Trend analysis does not refute the very real phenomenon of charging private payers a markup to finance anticipated care for the uninsured, when market conditions permit, which sometimes they do and sometimes they do not. When market conditions do not permit a markup to finance uncompensated care, hospitals scream for public payment relief, which they typically get after a while (as they did after the first wave of BBA payment cuts went into effect in the late 1990s).

However, in a given locale, if the uninsurance rate increases rapidly as a result of deteriorating economic conditions or Medicaid eligibility cutbacks, local hospitals that treat the uninsured have no choice but to raise private rates if they can. Therefore, specific trends in uninsurance rates can matter in the short run. This is hard to prove in the absence of localized data. However, too many people involved in these transactions believe that hospitals raise private rates as a result of spikes in the number of uninsured for me to discount it based on heroically constructed but flawed aggregate data.

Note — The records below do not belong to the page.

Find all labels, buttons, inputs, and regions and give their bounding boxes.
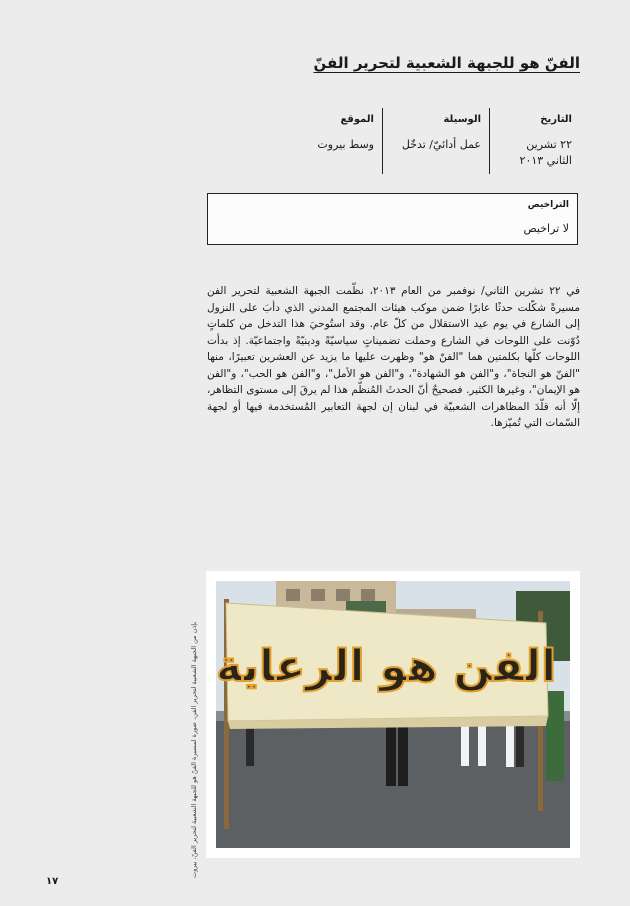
location-column — [284, 108, 383, 174]
metadata-table — [250, 108, 580, 174]
photo-caption-text: بإذن من الجبهة الشعبية لتحرير الفن، صورة لمسيرة الفنّ هو للجبهة الشعبية لتحرير الفنّ، بيروت — [190, 621, 198, 878]
photo-caption — [188, 621, 200, 878]
permits-label: التراخيص — [527, 200, 569, 210]
body-paragraph: في ٢٢ تشرين الثاني/ نوفمبر من العام ٢٠١٣، نظّمت الجبهة الشعبية لتحرير الفن مسيرةً شكّلت حدثًا عابرًا ضمن موكب هيئات المجتمع المدني الذي دأبَ على النزول إلى الشارع في يوم عيد الاستقلال من كلّ عام. وقد استُوحيَ هذا التدخل من كلماتٍ دُوّنت على اللوحات في الشارع وحملت تضميناتٍ سياسيّةً ودينيّةً واجتماعيّة. إذ بدأت اللوحات كلّها بكلمتين هما "الفنّ هو" وظهرت عليها ما يزيد عن العشرين تعبيرًا، منها "الفنّ هو النجاة"، و"الفن هو الشهادة"، و"الفن هو الأمل"، و"الفن هو الحب"، و"الفن هو الإيمان"، وغيرها الكثير. فصحيحٌ أنّ الحدثَ المُنظّم هذا لم يرقَ إلى مستوى التظاهر، إلّا أنه قلّدَ المظاهرات الشعبيّة في لبنان إن لجهة التعابير المُستخدمة فيها أو لجهة السّمات التي تُميّزها. — [207, 285, 580, 429]
location-label: الموقع — [340, 114, 374, 125]
photo-frame — [206, 571, 580, 858]
medium-value: عمل أدائيّ/ تدخّل — [401, 138, 481, 151]
medium-label: الوسيلة — [443, 114, 481, 125]
location-value: وسط بيروت — [317, 138, 374, 151]
photo-illustration — [216, 581, 570, 848]
page-title: الفنّ هو للجبهة الشعبية لتحرير الفنّ — [313, 54, 580, 72]
permits-value: لا تراخيص — [523, 222, 569, 235]
date-value: ٢٢ تشرين الثاني ٢٠١٣ — [519, 138, 572, 167]
banner-text: الفن هو الرعاية — [216, 641, 557, 692]
date-column — [490, 108, 580, 174]
permits-box — [207, 193, 578, 245]
protest-photo — [216, 581, 570, 848]
date-label: التاريخ — [540, 114, 572, 125]
page-number: ١٧ — [46, 876, 59, 887]
medium-column — [383, 108, 490, 174]
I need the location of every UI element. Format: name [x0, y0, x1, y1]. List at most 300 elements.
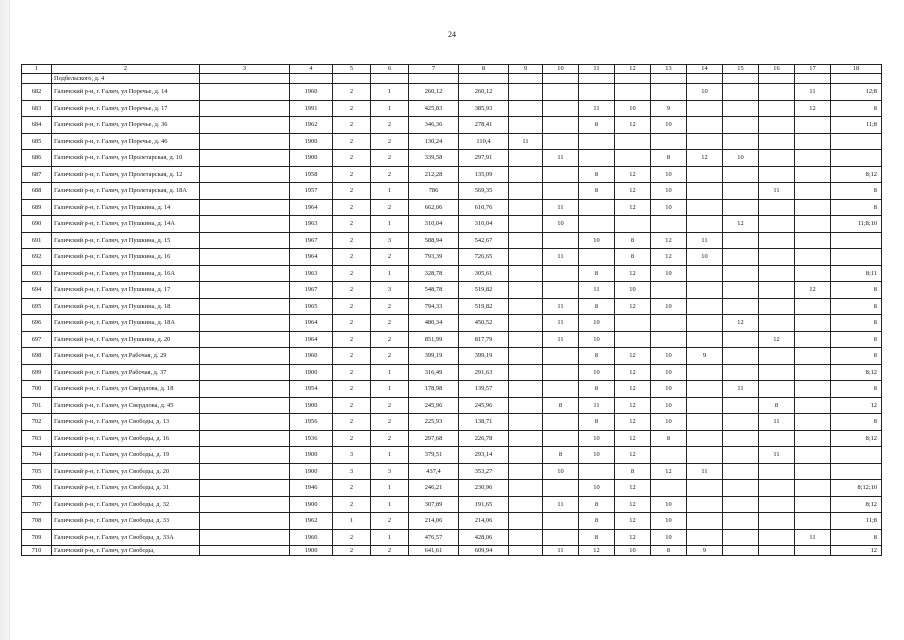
table-cell-col-18: [831, 463, 882, 480]
column-number-header: 9: [509, 65, 543, 74]
table-cell-col-9: [509, 447, 543, 464]
table-header-row: [22, 65, 882, 74]
table-row: [22, 150, 882, 167]
table-cell-col-8: 610,76: [459, 199, 509, 216]
table-cell-col-3: [200, 84, 290, 101]
table-cell-col-6: 2: [371, 546, 409, 556]
table-cell-col-3: [200, 463, 290, 480]
table-cell-col-2: Галичский р-н, г. Галич, ул Пушкина, д. 20: [52, 331, 200, 348]
table-cell-col-3: [200, 331, 290, 348]
table-cell-col-4: 1900: [290, 447, 333, 464]
table-cell-col-5: 2: [333, 331, 371, 348]
table-cell-col-5: 2: [333, 117, 371, 134]
table-cell-col-12: 10: [615, 546, 651, 556]
table-cell-col-4: 1956: [290, 414, 333, 431]
table-cell-col-9: [509, 183, 543, 200]
table-cell-col-11: 11: [579, 282, 615, 299]
table-cell-col-13: 8: [651, 150, 687, 167]
table-cell-col-16: [759, 166, 795, 183]
table-cell-col-4: 1900: [290, 496, 333, 513]
table-cell-col-9: [509, 298, 543, 315]
table-cell-col-8: 817,79: [459, 331, 509, 348]
table-cell-col-6: 1: [371, 84, 409, 101]
table-cell-col-15: [723, 447, 759, 464]
table-cell-col-17: [795, 480, 831, 497]
table-cell-col-5: 2: [333, 298, 371, 315]
table-cell-col-3: [200, 480, 290, 497]
table-cell-col-4: 1900: [290, 546, 333, 556]
table-cell-col-7: 130,24: [409, 133, 459, 150]
table-cell-col-1: 686: [22, 150, 52, 167]
table-cell-col-9: [509, 546, 543, 556]
table-cell-col-1: 704: [22, 447, 52, 464]
table-cell-col-14: [687, 414, 723, 431]
table-cell-col-6: 2: [371, 348, 409, 365]
table-cell-col-11: 8: [579, 381, 615, 398]
table-cell-col-11: 8: [579, 166, 615, 183]
table-row: [22, 381, 882, 398]
table-cell-col-1: 709: [22, 529, 52, 546]
table-cell-col-17: [795, 397, 831, 414]
table-cell-col-17: [795, 331, 831, 348]
table-cell-col-4: 1960: [290, 84, 333, 101]
table-cell-col-14: [687, 117, 723, 134]
table-cell-col-17: [795, 348, 831, 365]
table-cell-col-9: [509, 74, 543, 84]
table-cell-col-18: 8: [831, 183, 882, 200]
table-cell-col-5: 1: [333, 513, 371, 530]
table-cell-col-13: 10: [651, 364, 687, 381]
table-cell-col-17: [795, 232, 831, 249]
table-cell-col-15: [723, 232, 759, 249]
table-cell-col-4: 1957: [290, 183, 333, 200]
table-cell-col-18: 12: [831, 546, 882, 556]
table-cell-col-16: 11: [759, 414, 795, 431]
table-cell-col-11: [579, 150, 615, 167]
table-cell-col-18: 11;8: [831, 513, 882, 530]
table-cell-col-11: [579, 463, 615, 480]
table-cell-col-7: 480,34: [409, 315, 459, 332]
table-cell-col-5: 2: [333, 282, 371, 299]
table-cell-col-7: 793,39: [409, 249, 459, 266]
table-cell-col-8: 385,93: [459, 100, 509, 117]
table-cell-col-15: [723, 480, 759, 497]
table-cell-col-8: 278,41: [459, 117, 509, 134]
table-cell-col-6: 1: [371, 529, 409, 546]
table-cell-col-17: [795, 199, 831, 216]
table-cell-col-12: 12: [615, 397, 651, 414]
table-cell-col-8: 726,65: [459, 249, 509, 266]
table-cell-col-10: [543, 381, 579, 398]
table-cell-col-16: [759, 546, 795, 556]
table-row: [22, 546, 882, 556]
table-cell-col-1: [22, 74, 52, 84]
table-row: [22, 364, 882, 381]
table-cell-col-7: 425,83: [409, 100, 459, 117]
table-cell-col-18: [831, 232, 882, 249]
table-cell-col-12: 12: [615, 513, 651, 530]
table-cell-col-4: 1964: [290, 315, 333, 332]
table-cell-col-12: [615, 315, 651, 332]
table-cell-col-4: 1946: [290, 480, 333, 497]
table-cell-col-17: [795, 183, 831, 200]
table-cell-col-10: [543, 232, 579, 249]
table-cell-col-16: [759, 513, 795, 530]
table-cell-col-14: [687, 529, 723, 546]
table-cell-col-15: 12: [723, 216, 759, 233]
table-cell-col-6: 2: [371, 430, 409, 447]
table-cell-col-7: 245,96: [409, 397, 459, 414]
table-cell-col-10: 11: [543, 496, 579, 513]
table-cell-col-10: 8: [543, 397, 579, 414]
table-cell-col-17: [795, 430, 831, 447]
table-cell-col-12: 12: [615, 117, 651, 134]
table-cell-col-17: [795, 463, 831, 480]
table-cell-col-1: 706: [22, 480, 52, 497]
table-cell-col-7: 662,06: [409, 199, 459, 216]
table-cell-col-7: 548,78: [409, 282, 459, 299]
table-cell-col-7: 212,28: [409, 166, 459, 183]
table-cell-col-16: [759, 529, 795, 546]
table-cell-col-3: [200, 216, 290, 233]
table-cell-col-4: [290, 74, 333, 84]
table-cell-col-18: 8;12: [831, 166, 882, 183]
table-cell-col-13: 10: [651, 529, 687, 546]
table-cell-col-1: 682: [22, 84, 52, 101]
table-row: [22, 282, 882, 299]
table-cell-col-13: 12: [651, 249, 687, 266]
table-cell-col-14: [687, 397, 723, 414]
table-cell-col-4: 1963: [290, 216, 333, 233]
table-cell-col-16: [759, 430, 795, 447]
table-cell-col-12: 10: [615, 100, 651, 117]
table-cell-col-11: [579, 74, 615, 84]
table-cell-col-2: Галичский р-н, г. Галич, ул Свободы,: [52, 546, 200, 556]
table-cell-col-5: [333, 74, 371, 84]
table-cell-col-15: [723, 183, 759, 200]
table-cell-col-4: 1991: [290, 100, 333, 117]
table-cell-col-5: 2: [333, 232, 371, 249]
table-row: [22, 166, 882, 183]
table-cell-col-16: [759, 463, 795, 480]
table-cell-col-10: 8: [543, 447, 579, 464]
table-cell-col-12: 12: [615, 529, 651, 546]
table-cell-col-17: [795, 381, 831, 398]
table-cell-col-9: [509, 529, 543, 546]
table-cell-col-7: 379,51: [409, 447, 459, 464]
table-cell-col-3: [200, 232, 290, 249]
table-cell-col-5: 2: [333, 364, 371, 381]
table-cell-col-13: 10: [651, 513, 687, 530]
table-cell-col-2: Галичский р-н, г. Галич, ул Рабочая, д. 37: [52, 364, 200, 381]
table-cell-col-7: 339,58: [409, 150, 459, 167]
table-cell-col-6: 3: [371, 282, 409, 299]
table-cell-col-8: 245,96: [459, 397, 509, 414]
table-cell-col-6: [371, 74, 409, 84]
address-continuation: Подбельского, д. 4: [52, 74, 200, 84]
table-cell-col-2: Галичский р-н, г. Галич, ул Свободы, д. 31: [52, 480, 200, 497]
table-cell-col-3: [200, 348, 290, 365]
table-cell-col-3: [200, 546, 290, 556]
table-cell-col-3: [200, 513, 290, 530]
table-cell-col-1: 697: [22, 331, 52, 348]
table-row: [22, 298, 882, 315]
table-cell-col-1: 689: [22, 199, 52, 216]
table-cell-col-2: Галичский р-н, г. Галич, ул Пушкина, д. 16: [52, 249, 200, 266]
table-cell-col-2: Галичский р-н, г. Галич, ул Пушкина, д. 18А: [52, 315, 200, 332]
table-cell-col-18: [831, 249, 882, 266]
table-cell-col-10: 11: [543, 546, 579, 556]
table-cell-col-6: 3: [371, 232, 409, 249]
table-continuation-row: [22, 74, 882, 84]
table-cell-col-4: 1965: [290, 298, 333, 315]
table-cell-col-8: 310,04: [459, 216, 509, 233]
table-cell-col-10: 11: [543, 331, 579, 348]
table-cell-col-8: 519,82: [459, 298, 509, 315]
table-cell-col-2: Галичский р-н, г. Галич, ул Поречье, д. 46: [52, 133, 200, 150]
table-cell-col-11: [579, 199, 615, 216]
table-cell-col-11: [579, 216, 615, 233]
table-cell-col-4: 1960: [290, 529, 333, 546]
table-cell-col-4: 1962: [290, 117, 333, 134]
table-cell-col-2: Галичский р-н, г. Галич, ул Свободы, д. 20: [52, 463, 200, 480]
table-cell-col-3: [200, 282, 290, 299]
table-cell-col-3: [200, 529, 290, 546]
table-cell-col-7: 399,19: [409, 348, 459, 365]
table-cell-col-8: 609,94: [459, 546, 509, 556]
table-cell-col-5: 2: [333, 183, 371, 200]
table-cell-col-5: 2: [333, 216, 371, 233]
table-cell-col-9: [509, 397, 543, 414]
table-cell-col-13: [651, 480, 687, 497]
table-cell-col-18: 11;8: [831, 117, 882, 134]
table-cell-col-3: [200, 133, 290, 150]
column-number-header: 16: [759, 65, 795, 74]
table-cell-col-8: [459, 74, 509, 84]
table-cell-col-15: 10: [723, 150, 759, 167]
table-cell-col-10: 11: [543, 315, 579, 332]
table-cell-col-15: [723, 463, 759, 480]
table-cell-col-1: 685: [22, 133, 52, 150]
table-cell-col-7: 307,89: [409, 496, 459, 513]
table-row: [22, 496, 882, 513]
table-cell-col-17: [795, 414, 831, 431]
table-cell-col-8: 399,19: [459, 348, 509, 365]
table-cell-col-1: 684: [22, 117, 52, 134]
table-cell-col-4: 1936: [290, 430, 333, 447]
table-cell-col-1: 708: [22, 513, 52, 530]
table-cell-col-18: 12;8: [831, 84, 882, 101]
table-row: [22, 216, 882, 233]
table-cell-col-14: [687, 133, 723, 150]
table-cell-col-18: 8;12: [831, 496, 882, 513]
table-cell-col-1: 710: [22, 546, 52, 556]
table-cell-col-15: [723, 364, 759, 381]
table-cell-col-13: [651, 74, 687, 84]
table-cell-col-2: Галичский р-н, г. Галич, ул Пушкина, д. 15: [52, 232, 200, 249]
table-cell-col-4: 1900: [290, 150, 333, 167]
table-cell-col-9: [509, 265, 543, 282]
table-cell-col-11: 10: [579, 480, 615, 497]
table-cell-col-16: [759, 315, 795, 332]
table-cell-col-7: 214,06: [409, 513, 459, 530]
column-number-header: 4: [290, 65, 333, 74]
table-row: [22, 414, 882, 431]
table-cell-col-18: 12: [831, 397, 882, 414]
table-cell-col-2: Галичский р-н, г. Галич, ул Пушкина, д. 16А: [52, 265, 200, 282]
table-cell-col-17: 12: [795, 282, 831, 299]
table-row: [22, 529, 882, 546]
table-cell-col-12: 12: [615, 430, 651, 447]
table-cell-col-11: 8: [579, 513, 615, 530]
table-cell-col-10: [543, 100, 579, 117]
table-cell-col-6: 2: [371, 315, 409, 332]
table-cell-col-2: Галичский р-н, г. Галич, ул Пролетарская, д. 18А: [52, 183, 200, 200]
table-cell-col-1: 696: [22, 315, 52, 332]
table-cell-col-17: [795, 364, 831, 381]
table-cell-col-9: [509, 166, 543, 183]
table-cell-col-15: [723, 249, 759, 266]
table-cell-col-6: 2: [371, 166, 409, 183]
table-cell-col-2: Галичский р-н, г. Галич, ул Поречье, д. 14: [52, 84, 200, 101]
table-cell-col-3: [200, 298, 290, 315]
table-cell-col-5: 2: [333, 199, 371, 216]
table-cell-col-9: [509, 216, 543, 233]
table-cell-col-1: 702: [22, 414, 52, 431]
table-cell-col-4: 1958: [290, 166, 333, 183]
table-cell-col-13: 8: [651, 546, 687, 556]
table-cell-col-9: [509, 513, 543, 530]
table-cell-col-6: 2: [371, 397, 409, 414]
table-cell-col-7: 437,4: [409, 463, 459, 480]
table-cell-col-14: 9: [687, 546, 723, 556]
table-cell-col-15: [723, 513, 759, 530]
table-cell-col-18: 8: [831, 414, 882, 431]
column-number-header: 18: [831, 65, 882, 74]
table-row: [22, 315, 882, 332]
table-cell-col-4: 1962: [290, 513, 333, 530]
table-cell-col-2: Галичский р-н, г. Галич, ул Поречье, д. 17: [52, 100, 200, 117]
table-row: [22, 397, 882, 414]
table-cell-col-15: [723, 496, 759, 513]
table-cell-col-14: [687, 315, 723, 332]
table-cell-col-10: [543, 414, 579, 431]
table-cell-col-10: [543, 282, 579, 299]
table-cell-col-16: [759, 150, 795, 167]
table-cell-col-15: [723, 282, 759, 299]
table-cell-col-17: [795, 249, 831, 266]
table-cell-col-17: [795, 513, 831, 530]
table-cell-col-2: Галичский р-н, г. Галич, ул Свердлова, д. 18: [52, 381, 200, 398]
table-row: [22, 100, 882, 117]
table-cell-col-16: [759, 232, 795, 249]
table-cell-col-17: [795, 447, 831, 464]
table-cell-col-11: 10: [579, 315, 615, 332]
table-cell-col-8: 138,71: [459, 414, 509, 431]
table-cell-col-9: 11: [509, 133, 543, 150]
table-cell-col-7: 346,36: [409, 117, 459, 134]
table-cell-col-15: [723, 199, 759, 216]
table-cell-col-15: 11: [723, 381, 759, 398]
table-cell-col-18: 8;12;10: [831, 480, 882, 497]
table-cell-col-11: [579, 84, 615, 101]
table-cell-col-3: [200, 150, 290, 167]
table-cell-col-11: 8: [579, 265, 615, 282]
table-cell-col-14: [687, 331, 723, 348]
table-cell-col-11: 10: [579, 430, 615, 447]
column-number-header: 11: [579, 65, 615, 74]
table-cell-col-11: 11: [579, 100, 615, 117]
table-cell-col-6: 2: [371, 249, 409, 266]
table-cell-col-13: 12: [651, 463, 687, 480]
table-cell-col-3: [200, 117, 290, 134]
table-cell-col-4: 1963: [290, 265, 333, 282]
table-cell-col-8: 450,52: [459, 315, 509, 332]
table-cell-col-10: [543, 364, 579, 381]
table-cell-col-18: 8: [831, 331, 882, 348]
table-cell-col-11: 10: [579, 447, 615, 464]
table-cell-col-6: 2: [371, 133, 409, 150]
table-cell-col-7: 260,12: [409, 84, 459, 101]
table-cell-col-18: 8;12: [831, 430, 882, 447]
table-cell-col-6: 2: [371, 117, 409, 134]
column-number-header: 15: [723, 65, 759, 74]
table-cell-col-9: [509, 282, 543, 299]
table-cell-col-17: 12: [795, 100, 831, 117]
table-cell-col-1: 693: [22, 265, 52, 282]
table-cell-col-1: 699: [22, 364, 52, 381]
table-cell-col-13: [651, 315, 687, 332]
table-cell-col-6: 2: [371, 199, 409, 216]
table-cell-col-8: 214,06: [459, 513, 509, 530]
table-row: [22, 117, 882, 134]
table-cell-col-8: 139,57: [459, 381, 509, 398]
table-cell-col-17: [795, 496, 831, 513]
table-cell-col-11: 8: [579, 117, 615, 134]
table-row: [22, 447, 882, 464]
table-cell-col-12: [615, 216, 651, 233]
table-row: [22, 249, 882, 266]
table-cell-col-1: 683: [22, 100, 52, 117]
table-cell-col-14: [687, 100, 723, 117]
table-cell-col-18: 11;8;10: [831, 216, 882, 233]
table-cell-col-18: [831, 150, 882, 167]
table-cell-col-2: Галичский р-н, г. Галич, ул Свободы, д. 33А: [52, 529, 200, 546]
table-cell-col-9: [509, 463, 543, 480]
table-cell-col-14: [687, 199, 723, 216]
table-cell-col-5: 2: [333, 166, 371, 183]
table-cell-col-18: 8: [831, 529, 882, 546]
table-cell-col-7: 641,61: [409, 546, 459, 556]
table-cell-col-9: [509, 331, 543, 348]
table-cell-col-5: 2: [333, 381, 371, 398]
table-cell-col-14: [687, 480, 723, 497]
table-cell-col-8: 569,35: [459, 183, 509, 200]
table-cell-col-12: 12: [615, 298, 651, 315]
table-cell-col-10: [543, 480, 579, 497]
table-cell-col-12: 12: [615, 447, 651, 464]
table-cell-col-9: [509, 430, 543, 447]
table-cell-col-17: 11: [795, 529, 831, 546]
table-cell-col-2: Галичский р-н, г. Галич, ул Свободы, д. 13: [52, 414, 200, 431]
table-cell-col-3: [200, 447, 290, 464]
table-cell-col-3: [200, 183, 290, 200]
table-cell-col-9: [509, 84, 543, 101]
table-cell-col-6: 2: [371, 150, 409, 167]
table-cell-col-13: [651, 133, 687, 150]
table-cell-col-1: 694: [22, 282, 52, 299]
table-row: [22, 265, 882, 282]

To conclude, I think that this paper makes a major contribution to our understanding of how much additional spending will be required to cover the uninsured in the short run. On the other hand, it is not as strong in its decomposition of exactly how current care for the uninsured is implicitly financed. That relatively minor weakness should not detract from the larger irrefutable point: our nation can realistically afford to cover all Americans.